Frederik Christian von Meley (about 1749–1814) was a Danish army officer, administrator, and surveyor who settled on the island of Saint Croix in the Danish West Indies. He is noted for the quality of his maps, which give valuable information on the economy and society of the island in his time.

==Life==
Born about 1749 in the Duchy of Holstein, he was commissioned into the Royal Danish Army and before 1776 was posted to Saint Croix. There he escaped bankruptcy in 1777, when he was living at Fiskergade 4 in Christiansted, and around 1780 became Deputy Customs Official in Christiansted. In 1788 he was living at 10 Hospital Street with his wife and three daughters, along with other dependants, and was the government's Comptroller and a Customs Official. Promoted to major in the Danish army, he also worked as a surveyor and cartographer. In 1803 he was living at Kirkegade 5 in Christiansted.

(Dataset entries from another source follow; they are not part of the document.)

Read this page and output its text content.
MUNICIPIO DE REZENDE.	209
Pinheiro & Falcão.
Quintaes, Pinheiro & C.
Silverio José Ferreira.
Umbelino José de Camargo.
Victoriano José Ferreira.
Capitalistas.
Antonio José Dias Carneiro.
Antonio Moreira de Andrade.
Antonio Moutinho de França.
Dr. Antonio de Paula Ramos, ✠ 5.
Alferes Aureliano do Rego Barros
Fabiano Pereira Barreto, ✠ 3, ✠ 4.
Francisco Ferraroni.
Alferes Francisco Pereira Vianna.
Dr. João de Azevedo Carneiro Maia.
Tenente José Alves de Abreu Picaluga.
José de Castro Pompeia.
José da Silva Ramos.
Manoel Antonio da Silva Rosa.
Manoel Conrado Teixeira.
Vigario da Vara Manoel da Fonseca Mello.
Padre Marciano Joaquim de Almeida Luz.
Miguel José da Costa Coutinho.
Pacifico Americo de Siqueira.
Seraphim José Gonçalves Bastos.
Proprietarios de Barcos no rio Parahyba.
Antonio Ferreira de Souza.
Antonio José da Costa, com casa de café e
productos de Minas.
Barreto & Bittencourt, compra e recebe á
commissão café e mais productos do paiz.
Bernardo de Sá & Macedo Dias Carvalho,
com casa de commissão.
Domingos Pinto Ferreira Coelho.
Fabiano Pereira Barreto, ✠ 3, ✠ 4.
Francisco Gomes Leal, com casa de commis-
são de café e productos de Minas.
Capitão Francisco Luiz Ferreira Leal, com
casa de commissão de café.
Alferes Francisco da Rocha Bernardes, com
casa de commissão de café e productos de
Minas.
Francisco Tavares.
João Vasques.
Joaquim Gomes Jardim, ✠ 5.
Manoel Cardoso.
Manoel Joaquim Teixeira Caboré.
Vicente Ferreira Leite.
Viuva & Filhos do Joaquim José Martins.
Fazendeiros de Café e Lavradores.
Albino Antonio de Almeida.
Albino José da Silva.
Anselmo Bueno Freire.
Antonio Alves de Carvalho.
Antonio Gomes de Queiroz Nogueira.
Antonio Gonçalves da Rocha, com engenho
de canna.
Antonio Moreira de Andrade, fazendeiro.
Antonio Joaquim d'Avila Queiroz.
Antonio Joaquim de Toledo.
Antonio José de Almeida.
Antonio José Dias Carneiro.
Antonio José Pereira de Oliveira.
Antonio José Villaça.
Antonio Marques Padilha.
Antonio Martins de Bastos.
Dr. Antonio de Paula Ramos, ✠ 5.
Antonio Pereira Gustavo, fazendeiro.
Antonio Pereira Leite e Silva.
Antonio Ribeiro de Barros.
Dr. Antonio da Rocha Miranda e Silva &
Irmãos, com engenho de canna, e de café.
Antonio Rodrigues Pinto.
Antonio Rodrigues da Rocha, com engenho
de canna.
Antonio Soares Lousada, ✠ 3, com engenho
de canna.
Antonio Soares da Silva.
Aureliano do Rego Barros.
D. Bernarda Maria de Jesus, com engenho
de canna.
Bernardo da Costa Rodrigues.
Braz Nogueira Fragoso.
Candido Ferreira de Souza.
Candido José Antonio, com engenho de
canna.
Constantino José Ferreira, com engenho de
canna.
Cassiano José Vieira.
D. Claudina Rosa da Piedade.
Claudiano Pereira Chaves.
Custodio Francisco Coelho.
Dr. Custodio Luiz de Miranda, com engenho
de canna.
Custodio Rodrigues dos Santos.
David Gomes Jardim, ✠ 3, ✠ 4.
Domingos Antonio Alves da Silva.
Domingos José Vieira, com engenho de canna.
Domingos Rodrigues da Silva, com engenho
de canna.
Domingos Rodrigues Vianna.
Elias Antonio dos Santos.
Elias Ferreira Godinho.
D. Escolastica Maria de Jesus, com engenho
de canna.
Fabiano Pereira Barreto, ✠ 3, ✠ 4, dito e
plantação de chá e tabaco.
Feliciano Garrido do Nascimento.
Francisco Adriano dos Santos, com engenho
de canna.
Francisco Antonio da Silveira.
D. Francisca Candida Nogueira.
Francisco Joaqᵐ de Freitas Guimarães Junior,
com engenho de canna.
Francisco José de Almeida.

As government surveyor he surveyed disputed boundaries on the East End of Saint Croix, but this map is now lost. However two of his maps survive: one showing a town plan of Charlotte Amalie on Saint Thomas was made when the town was rebuilt after two destructive fires in the early 1800s, the other shows Estate Bethlehem on Saint Croix in 1779. This estate plan provides a very valuable insight in the layout of three parts of a large sugar plantation. In 1803 he drew up a design for cavalry stables that can be viewed in the Danish Royal Archives.

He died in Christiansted at the age of 64 on 19 February 1814, followed in 1815 by his second wife.

==Family==
About 1775 he married Anna Elizabeth Leenhardt and they had five daughters, who all married:
- Adriane Marie, born 1776, in 1793 married the Reverend Andreas Joachim Brandt and had three children.
- Anna Marie, born 1777, in 1798 married Captain Johan Ludvig Heitmann and had eight children.
- Adriane Elisabeth, born 1786, in 1819 married Ulrich Christian Schnell Wedege and had three children.
- Anna Elisabeth, born about 1797, in 1817 married Peter Martin Henrik Wesselhoft and had one child.
- Adriane Louise, born 1800, in 1828 married Major Jacob Heitmann Gyllich, Knight of the Dannebrog, and had seven children.
After the death of his first wife, on 7 May 1803 he married Christiane Marie Elisabeth Møller, widow of Paul Braag and daughter of Jørgen Hansen Møller.